Xerox is certainly sensitive about being tagged as the company that let all of its innovations get away
Michael Hiltzik

But it could be argued that there were some projects that Xerox and Parc failed to exploit - ones that changed the world and made billions of dollars for other companies.

Take, for example, the GUI or Graphical User Interface, which allows the moving of items on a desktop computer using icons and a mouse.

That was invented here and was crucial to the success of companies such as Apple and Microsoft.

Xerox and Parc did not see the full potential of the GUI and have, over the years, been criticised for allowing their ideas to fall into more visionary hands.

Michael Hiltzik says that this criticism might not be valid.

"Xerox is certainly sensitive in a historical sense about being tagged as the company that let all these innovations get away and go elsewhere but I think that's a little unfair to Xerox," he says.

"It was a huge corporation with 250,000 staff and it was built on the copier business."

Maybe Xerox executives thousands of miles away did not fully appreciate what was going on in Parc's top secret corridors until it was too late.

But today Parc, still owned by Xerox, operates independently and is very proactive.
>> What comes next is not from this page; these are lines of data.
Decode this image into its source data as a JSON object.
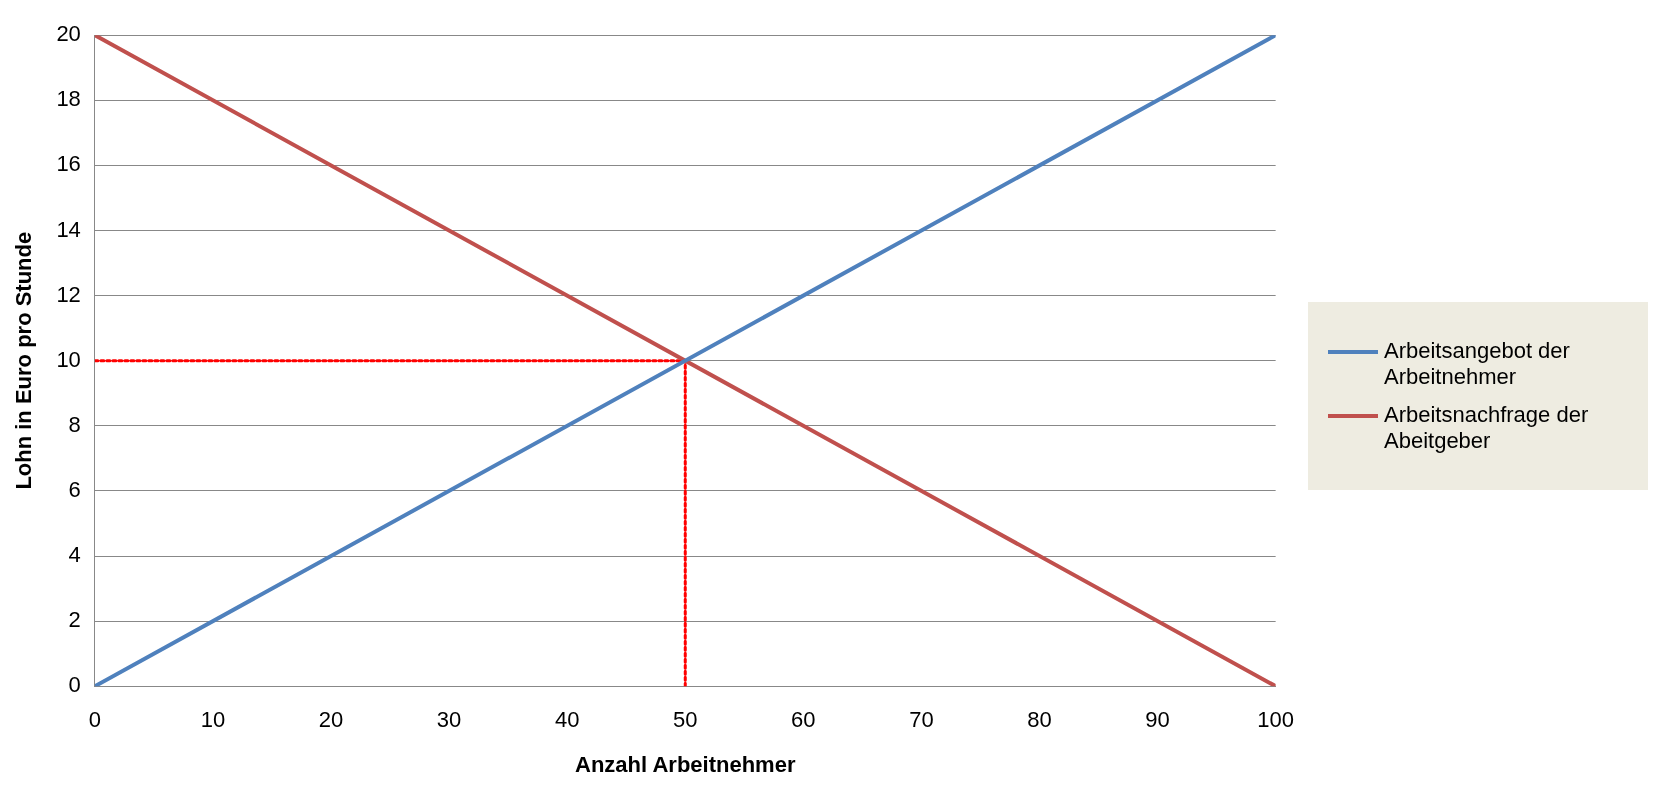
{
  "chart_data": {
    "type": "line",
    "xlabel": "Anzahl Arbeitnehmer",
    "ylabel": "Lohn in Euro pro Stunde",
    "xlim": [
      0,
      100
    ],
    "xticks": [
      0,
      10,
      20,
      30,
      40,
      50,
      60,
      70,
      80,
      90,
      100
    ],
    "ylim": [
      0,
      20
    ],
    "yticks": [
      0,
      2,
      4,
      6,
      8,
      10,
      12,
      14,
      16,
      18,
      20
    ],
    "grid": "y",
    "legend": "right",
    "marker": "none",
    "line_style": "solid",
    "series": [
      {
        "name": "Arbeitsangebot der Arbeitnehmer",
        "color": "#4f81bd",
        "x": [
          0,
          100
        ],
        "values": [
          0,
          20
        ]
      },
      {
        "name": "Arbeitsnachfrage der Abeitgeber",
        "color": "#c0504d",
        "x": [
          0,
          100
        ],
        "values": [
          20,
          0
        ]
      },
      {
        "color": "#ff0000",
        "line_style": "dotted",
        "x": [
          0,
          50
        ],
        "values": [
          10,
          10
        ]
      },
      {
        "color": "#ff0000",
        "line_style": "dotted",
        "x": [
          50,
          50
        ],
        "values": [
          0,
          10
        ]
      }
    ]
  }
}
The research is still cutting edge.

Slick outfit

Bo Begole, manager of the Ubiquitous Computing Area in Parc, is working on a project that allows computers to recognize our presence immediately and react accordingly - one application of the technology could be in a changing room in a clothing shop.

Xerox advert
The laser printer is a product that has made billions of dollars for Xerox

Whilst wearing one outfit, a camera records any movements like swinging of arms or turning around.

When a customer returns to the mirror with a second outfit, they can see in the adjacent screen a comparison with first outfit.

So, as outfit B is being tried on, the computer is matching individual frames from one outfit to movement while wearing something else in real time - not just like a video.

"When you are trying on frames and you need prescription lenses it's hard to actually see yourself in those frames in the mirror because you don't have your prescription in those frames," says Mr Begole.

"So here we record images of you and then you can replay those and compare frames once you've put your prescription frames on," he adds.

In another part of the building, Parc researchers are working on a centrifugal water filtration system that separates molecules without using membrane barriers and - at the same time - saves energy, vast amounts of equipment and space.

Meng Lean, principal scientist at Parc, says: "One possible use for the equipment in the future is seawater purification, which many see as vital as the world gets warmer."